The The present invention can be used in any field, in the optical probes are read out with cameras, z. B. in the Aerodynamics, wind tunnel tests, medical diagnostics, quality assurance etc.

Claims (9)

Method for detecting the distribution of at least one state variable in a measuring field, where be introduced at different probes in the measuring field and wherein optical signals with different wavelengths of the different probes from the measuring field are detected separately, characterized in that the optical signals from the various probes registered with an RGB camera and based on the different output signals of the RGB Camera to be recorded separately. Method according to claim 1, characterized in that that individual color channels the RGB camera can be assigned to individual probes. Method according to Claims 1 and 2, characterized that relative intensity distributions over adjacent color channels individual probes are assigned. Method according to one of claims 1 to 3, characterized that subtractive channels the RGB camera are evaluated.

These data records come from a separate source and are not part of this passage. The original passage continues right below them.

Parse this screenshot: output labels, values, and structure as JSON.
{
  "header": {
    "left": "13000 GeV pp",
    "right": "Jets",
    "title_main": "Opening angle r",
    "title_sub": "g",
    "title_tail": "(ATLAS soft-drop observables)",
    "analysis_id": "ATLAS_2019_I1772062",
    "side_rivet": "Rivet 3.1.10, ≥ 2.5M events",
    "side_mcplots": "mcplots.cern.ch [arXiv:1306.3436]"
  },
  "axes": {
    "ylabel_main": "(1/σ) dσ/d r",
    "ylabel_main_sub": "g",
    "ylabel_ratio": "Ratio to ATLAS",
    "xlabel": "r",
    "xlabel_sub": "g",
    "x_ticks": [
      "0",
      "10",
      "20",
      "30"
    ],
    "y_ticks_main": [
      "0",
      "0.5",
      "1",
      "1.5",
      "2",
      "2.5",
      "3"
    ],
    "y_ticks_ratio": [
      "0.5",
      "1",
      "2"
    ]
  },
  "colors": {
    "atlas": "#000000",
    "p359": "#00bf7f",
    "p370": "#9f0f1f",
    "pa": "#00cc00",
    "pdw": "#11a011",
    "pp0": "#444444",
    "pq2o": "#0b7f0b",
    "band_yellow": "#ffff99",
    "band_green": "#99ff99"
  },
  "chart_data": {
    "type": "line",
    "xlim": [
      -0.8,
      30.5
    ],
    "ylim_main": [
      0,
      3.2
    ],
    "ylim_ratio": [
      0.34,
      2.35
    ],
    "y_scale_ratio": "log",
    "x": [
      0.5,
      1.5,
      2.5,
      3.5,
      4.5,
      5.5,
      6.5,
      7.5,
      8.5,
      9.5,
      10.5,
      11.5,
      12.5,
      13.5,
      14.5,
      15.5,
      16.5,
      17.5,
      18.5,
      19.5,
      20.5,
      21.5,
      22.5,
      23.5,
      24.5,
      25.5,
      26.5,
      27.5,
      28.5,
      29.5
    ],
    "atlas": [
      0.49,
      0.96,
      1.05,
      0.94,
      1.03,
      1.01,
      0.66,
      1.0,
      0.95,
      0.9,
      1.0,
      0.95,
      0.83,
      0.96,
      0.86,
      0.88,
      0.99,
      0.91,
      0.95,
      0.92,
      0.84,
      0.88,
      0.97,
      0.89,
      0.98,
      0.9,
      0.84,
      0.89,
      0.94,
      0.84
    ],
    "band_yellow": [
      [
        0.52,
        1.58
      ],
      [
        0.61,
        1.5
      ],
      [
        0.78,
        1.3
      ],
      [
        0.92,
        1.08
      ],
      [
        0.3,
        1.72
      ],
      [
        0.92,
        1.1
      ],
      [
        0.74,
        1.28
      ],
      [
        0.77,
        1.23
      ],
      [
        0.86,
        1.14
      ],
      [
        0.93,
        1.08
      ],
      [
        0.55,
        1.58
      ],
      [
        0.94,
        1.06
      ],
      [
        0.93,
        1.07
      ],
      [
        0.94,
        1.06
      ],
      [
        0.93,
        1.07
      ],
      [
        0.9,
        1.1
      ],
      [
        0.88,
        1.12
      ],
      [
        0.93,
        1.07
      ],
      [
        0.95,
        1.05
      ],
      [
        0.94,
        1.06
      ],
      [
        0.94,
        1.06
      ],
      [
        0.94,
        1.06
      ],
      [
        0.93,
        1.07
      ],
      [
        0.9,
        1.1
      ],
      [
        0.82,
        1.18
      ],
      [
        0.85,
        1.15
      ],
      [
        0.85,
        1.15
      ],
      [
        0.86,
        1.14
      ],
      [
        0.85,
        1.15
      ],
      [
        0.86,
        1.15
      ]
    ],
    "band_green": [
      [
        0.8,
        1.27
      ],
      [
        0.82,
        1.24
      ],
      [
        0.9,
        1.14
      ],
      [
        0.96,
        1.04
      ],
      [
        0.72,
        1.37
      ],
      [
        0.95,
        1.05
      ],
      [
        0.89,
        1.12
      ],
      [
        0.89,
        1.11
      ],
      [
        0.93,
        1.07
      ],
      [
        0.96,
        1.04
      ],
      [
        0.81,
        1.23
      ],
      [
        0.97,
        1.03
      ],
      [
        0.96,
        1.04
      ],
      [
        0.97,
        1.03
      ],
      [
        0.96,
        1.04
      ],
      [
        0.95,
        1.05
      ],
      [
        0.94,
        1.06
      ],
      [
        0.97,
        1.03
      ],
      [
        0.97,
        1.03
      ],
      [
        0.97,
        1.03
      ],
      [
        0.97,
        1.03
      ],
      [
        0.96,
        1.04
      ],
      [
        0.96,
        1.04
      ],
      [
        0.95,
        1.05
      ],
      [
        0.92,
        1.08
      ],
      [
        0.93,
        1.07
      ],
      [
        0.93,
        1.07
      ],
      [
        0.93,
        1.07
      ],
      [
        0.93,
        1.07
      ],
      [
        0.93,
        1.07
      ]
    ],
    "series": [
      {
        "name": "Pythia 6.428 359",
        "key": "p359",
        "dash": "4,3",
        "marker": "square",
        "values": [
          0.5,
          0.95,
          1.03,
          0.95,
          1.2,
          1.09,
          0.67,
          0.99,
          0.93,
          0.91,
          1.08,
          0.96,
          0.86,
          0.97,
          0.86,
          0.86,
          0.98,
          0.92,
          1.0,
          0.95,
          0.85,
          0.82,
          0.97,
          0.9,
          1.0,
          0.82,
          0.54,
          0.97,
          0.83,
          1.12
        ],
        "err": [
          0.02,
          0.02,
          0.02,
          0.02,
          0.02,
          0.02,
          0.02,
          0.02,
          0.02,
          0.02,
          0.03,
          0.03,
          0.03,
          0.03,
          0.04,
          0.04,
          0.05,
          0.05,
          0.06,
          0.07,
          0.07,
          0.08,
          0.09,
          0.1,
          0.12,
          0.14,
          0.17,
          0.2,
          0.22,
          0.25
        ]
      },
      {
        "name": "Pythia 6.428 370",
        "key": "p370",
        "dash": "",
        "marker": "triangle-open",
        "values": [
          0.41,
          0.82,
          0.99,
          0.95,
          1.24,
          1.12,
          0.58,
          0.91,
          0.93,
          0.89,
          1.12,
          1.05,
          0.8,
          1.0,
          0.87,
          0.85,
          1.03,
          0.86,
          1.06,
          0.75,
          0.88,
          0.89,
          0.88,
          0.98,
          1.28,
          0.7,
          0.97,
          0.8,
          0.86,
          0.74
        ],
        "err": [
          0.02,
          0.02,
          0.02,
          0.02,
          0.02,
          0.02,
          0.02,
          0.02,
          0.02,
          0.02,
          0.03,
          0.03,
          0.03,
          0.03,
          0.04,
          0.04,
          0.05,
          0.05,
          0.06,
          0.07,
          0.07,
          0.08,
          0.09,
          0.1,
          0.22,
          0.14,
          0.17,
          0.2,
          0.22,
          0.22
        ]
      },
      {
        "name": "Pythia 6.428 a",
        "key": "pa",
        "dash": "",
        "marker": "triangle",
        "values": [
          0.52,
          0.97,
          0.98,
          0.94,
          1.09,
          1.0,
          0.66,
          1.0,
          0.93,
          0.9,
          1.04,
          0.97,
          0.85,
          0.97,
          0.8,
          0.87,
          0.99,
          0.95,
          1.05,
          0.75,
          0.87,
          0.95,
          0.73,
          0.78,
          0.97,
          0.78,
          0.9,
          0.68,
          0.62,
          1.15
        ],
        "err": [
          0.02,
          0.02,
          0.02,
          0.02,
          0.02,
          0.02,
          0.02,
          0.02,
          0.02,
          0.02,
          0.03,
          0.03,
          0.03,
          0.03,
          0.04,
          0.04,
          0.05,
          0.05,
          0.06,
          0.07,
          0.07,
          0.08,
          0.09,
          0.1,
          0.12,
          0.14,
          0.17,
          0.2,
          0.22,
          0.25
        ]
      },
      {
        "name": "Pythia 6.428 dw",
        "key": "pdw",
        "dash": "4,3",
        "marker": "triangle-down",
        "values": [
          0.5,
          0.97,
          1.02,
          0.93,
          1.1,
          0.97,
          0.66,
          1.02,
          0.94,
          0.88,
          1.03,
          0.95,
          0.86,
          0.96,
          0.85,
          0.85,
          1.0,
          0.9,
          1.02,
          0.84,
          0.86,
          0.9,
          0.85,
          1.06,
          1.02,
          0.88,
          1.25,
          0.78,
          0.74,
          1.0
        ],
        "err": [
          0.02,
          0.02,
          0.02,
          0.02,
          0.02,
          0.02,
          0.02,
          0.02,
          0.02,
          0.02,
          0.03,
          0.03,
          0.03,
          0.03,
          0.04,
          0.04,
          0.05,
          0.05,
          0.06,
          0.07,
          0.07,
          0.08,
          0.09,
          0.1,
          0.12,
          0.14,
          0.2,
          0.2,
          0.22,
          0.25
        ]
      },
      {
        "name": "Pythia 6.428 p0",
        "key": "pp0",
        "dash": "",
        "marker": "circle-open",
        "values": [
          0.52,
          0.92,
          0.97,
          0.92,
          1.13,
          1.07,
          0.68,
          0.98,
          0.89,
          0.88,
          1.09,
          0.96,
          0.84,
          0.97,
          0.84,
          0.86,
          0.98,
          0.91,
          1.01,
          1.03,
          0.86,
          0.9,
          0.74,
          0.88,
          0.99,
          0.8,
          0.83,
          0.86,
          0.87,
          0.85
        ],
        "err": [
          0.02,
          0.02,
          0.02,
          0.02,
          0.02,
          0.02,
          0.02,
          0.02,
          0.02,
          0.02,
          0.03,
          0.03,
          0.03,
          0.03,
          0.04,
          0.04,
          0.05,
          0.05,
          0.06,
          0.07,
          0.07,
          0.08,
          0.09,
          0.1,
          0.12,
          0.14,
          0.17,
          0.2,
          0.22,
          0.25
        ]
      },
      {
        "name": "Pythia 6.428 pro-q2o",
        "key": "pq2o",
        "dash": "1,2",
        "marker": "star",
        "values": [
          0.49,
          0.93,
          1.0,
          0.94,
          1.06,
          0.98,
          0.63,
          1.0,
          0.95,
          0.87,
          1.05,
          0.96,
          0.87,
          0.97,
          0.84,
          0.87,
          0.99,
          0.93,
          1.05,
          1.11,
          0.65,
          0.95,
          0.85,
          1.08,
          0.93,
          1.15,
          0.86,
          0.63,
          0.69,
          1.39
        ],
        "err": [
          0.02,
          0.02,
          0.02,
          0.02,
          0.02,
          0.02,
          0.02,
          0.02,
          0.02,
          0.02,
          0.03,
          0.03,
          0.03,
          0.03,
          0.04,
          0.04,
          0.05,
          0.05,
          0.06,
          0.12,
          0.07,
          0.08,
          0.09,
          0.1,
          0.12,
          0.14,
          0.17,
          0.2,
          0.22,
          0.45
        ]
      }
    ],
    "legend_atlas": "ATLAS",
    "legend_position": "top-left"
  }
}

Method according to one of claims 1 to 4, characterized that the RGB camera at least an extinction or edge filter is connected upstream. Method according to one of claims 1 to 5, characterized that as an RGB camera a CCD or CMOS camera is used. Measurement setup for capturing the distribution at least a state variable in one Measuring field in which different probes are inserted, with at least one a camera having detection means to optical signals with different wavelengths separated from the different probes by the different probes, characterized in that the camera is an RGB camera which the optical signals from the various probes registered. Measuring assembly according to claim 7, characterized that the RGB camera precedes an extinction or edge filter is. Measurement setup according to one of Claims 7 and 8, characterized that a CCD or CMOS camera is used as the RGB camera.